The Institute of Experimental Pathology and Therapy was the world’s first ever primate testing centre, revolutionary in its medical discoveries and responsible for sending monkeys into outer space. The institute which was once the envy of the West, is now a dilapidated shell of its former glory. On the edge of financial ruin, the only reminder of its prestigious past is the horrific noise and site of the left generations of monkeys caged and distraught, but this present day site is only a fragment of the institutes more sinister history: attempting to breed the first human ape.
The institute founded in 1927 was rumored to have come into existence, as part of Stalin’s disturbing plan to make legions of industrial workers that would be inhumane in strength, while mentally subdued. This would in theory, be achieved by inseminating female chimpanzees with human sperm from male donors, in order to create human-ape hybrids that could mindlessly build cities at terrifying speeds.
After decades of circulating through the Russian Media and being entangled by myth, Russian scientists working at the institute today, admit that such experiments did take place within the institute and that most of the radical testing can be narrowed down to one man named Dr. Ilya Ivanov.
Professor Barkaya, the present day scientific director of the Institute, speaking to the Independent explains that Dr. Ivanov “took sperm from human males and injected it into female chimpanzees, although nothing came of it.” Dr. Ivanov had come to the institute to attempt the creation of the human hybrids, after successfully creating new species of horse at the Pasteur institute in Paris. The various years of testing in the early days of the institute, would manifest itself into hundreds of bizarre experiments before the epic task of trying to tackle 20th centuries diseases.
Inspired by Darwinism and Eugenics, combined with the abject soviet rejection of religion, Stalin’s deranged vision of a mechanized utopia was put to work.
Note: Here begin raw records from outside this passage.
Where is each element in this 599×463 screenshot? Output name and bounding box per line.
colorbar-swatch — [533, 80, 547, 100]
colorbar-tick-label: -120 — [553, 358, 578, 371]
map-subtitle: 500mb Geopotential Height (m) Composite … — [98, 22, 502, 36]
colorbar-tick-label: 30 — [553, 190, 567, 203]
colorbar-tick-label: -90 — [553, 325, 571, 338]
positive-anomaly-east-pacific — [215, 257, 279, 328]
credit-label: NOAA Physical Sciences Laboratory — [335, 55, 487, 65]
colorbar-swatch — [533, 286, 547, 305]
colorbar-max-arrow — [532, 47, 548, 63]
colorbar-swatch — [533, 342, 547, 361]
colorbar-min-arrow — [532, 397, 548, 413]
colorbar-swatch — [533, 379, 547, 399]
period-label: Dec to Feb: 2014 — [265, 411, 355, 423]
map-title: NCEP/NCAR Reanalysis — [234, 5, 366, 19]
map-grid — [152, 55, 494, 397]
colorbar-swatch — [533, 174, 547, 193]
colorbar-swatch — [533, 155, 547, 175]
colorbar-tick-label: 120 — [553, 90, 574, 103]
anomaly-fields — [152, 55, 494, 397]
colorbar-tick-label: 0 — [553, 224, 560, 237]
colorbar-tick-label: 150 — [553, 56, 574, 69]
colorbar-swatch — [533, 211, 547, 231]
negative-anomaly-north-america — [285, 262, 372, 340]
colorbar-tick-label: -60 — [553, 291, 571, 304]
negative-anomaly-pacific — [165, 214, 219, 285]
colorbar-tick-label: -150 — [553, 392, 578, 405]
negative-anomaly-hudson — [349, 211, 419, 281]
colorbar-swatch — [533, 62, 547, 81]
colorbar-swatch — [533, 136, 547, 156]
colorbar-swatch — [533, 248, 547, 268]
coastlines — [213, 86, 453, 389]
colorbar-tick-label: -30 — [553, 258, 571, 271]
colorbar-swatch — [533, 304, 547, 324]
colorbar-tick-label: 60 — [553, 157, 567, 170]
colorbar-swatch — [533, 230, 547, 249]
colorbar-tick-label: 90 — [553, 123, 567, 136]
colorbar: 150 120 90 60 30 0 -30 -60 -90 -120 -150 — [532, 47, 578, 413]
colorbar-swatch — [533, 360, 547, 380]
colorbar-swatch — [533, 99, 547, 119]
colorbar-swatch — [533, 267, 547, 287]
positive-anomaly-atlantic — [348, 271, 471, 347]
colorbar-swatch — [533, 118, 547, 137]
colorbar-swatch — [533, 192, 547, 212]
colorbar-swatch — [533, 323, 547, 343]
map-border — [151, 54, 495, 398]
The desire to realize a perverted dream of monstrous sub-humans, whose sole purpose was to extend the soviet empire, was in action. However, along with communist utopian visions, the plan failed: most of the monkey’s escaped or were murdered during the crossfire of the Georgian Abkhaz War. Today only 286 specimens live in the institute.
One can only wonder though, what the new race would have looked like if the experiments had been fruitful, in particular seeing the nightmarish vision of thousands of indefinable men with bestial features, slaving away mindlessly on vast industrial zones.